More South Koreans are choosing to donate funds to charities and participate in volunteer work, government data showed Wednesday.
According to the Welfare Ministry, Koreans donated 12.49 trillion won ($15.7 billion) in 2013, which is 1.5 times the donations in 2006 ― 8.14 trillion won.
Total donations in 2013 accounted for 0.87 per cent of gross domestic product. The ministry said while Koreans are donating more funds, the amount remains low compared to average donations in other countries.
In the US, the total donations made up 2 per cent of its GDP last year, while in New Zealand it was 1.35 per cent.
In 2013, 34.5 per cent of all Koreans aged 15 or older donated funds at least once. In 2006, the figure was 31.6 per cent.
Data also showed that Koreans in their 40s, those with higher education degrees and with high income tended to donate the most. While 44.9 per cent of all Koreans in their 40s were making donations, only 24.8 per cent of Koreans in their 20s did so in 2013.
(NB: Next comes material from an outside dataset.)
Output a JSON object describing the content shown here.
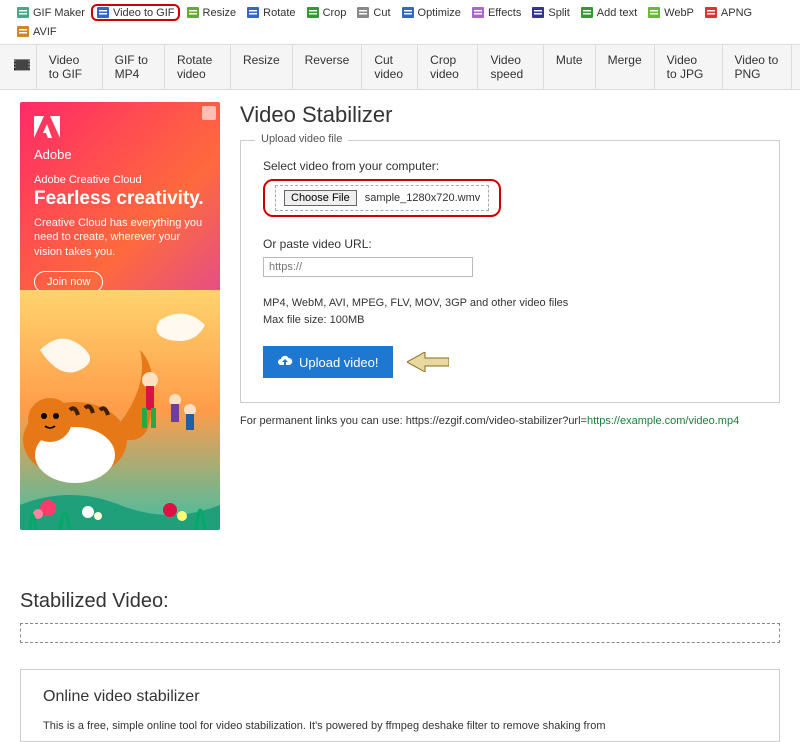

More than half of university graduates were making donations, while 17.2 per cent of those who finished up to elementary school were doing so.
Those who work in high-paid specialised fields, such as physicians and lawyers, were donating the most among all occupations with 58.2 per cent, while those who work in the fishing and agricultural industry were donating the least with 25.3 per cent.
Meanwhile, 17.7 per cent of all Koreans aged 15 or older were taking part in volunteer work as of 2013 compared to 13 per cent in 1999.
Data also found that 55 per cent of those who volunteered also donated to charities.
Teens were most active in volunteering among all age groups, seemingly related to the additional merits students receive while applying for colleges.
Data showed that 75.4 per cent of Koreans aged 15 to 19 have volunteered at least once in their lives as of 2013, while 7.8 per cent of those in their 60s had the same experience. The largest number of teen volunteers were middle school students.
Among adult volunteers, the largest group was working in high-paid jobs and had university degrees. Those who never attended middle school and those who work in the service sector volunteered the least.
The ministry said those who make donations or volunteer are more likely to be satisfied with their lives and feel connected to their communities. "We plan to support those who are willing to make donations or volunteer with the right opportunities, and keep track of the statistics every year," the ministry said.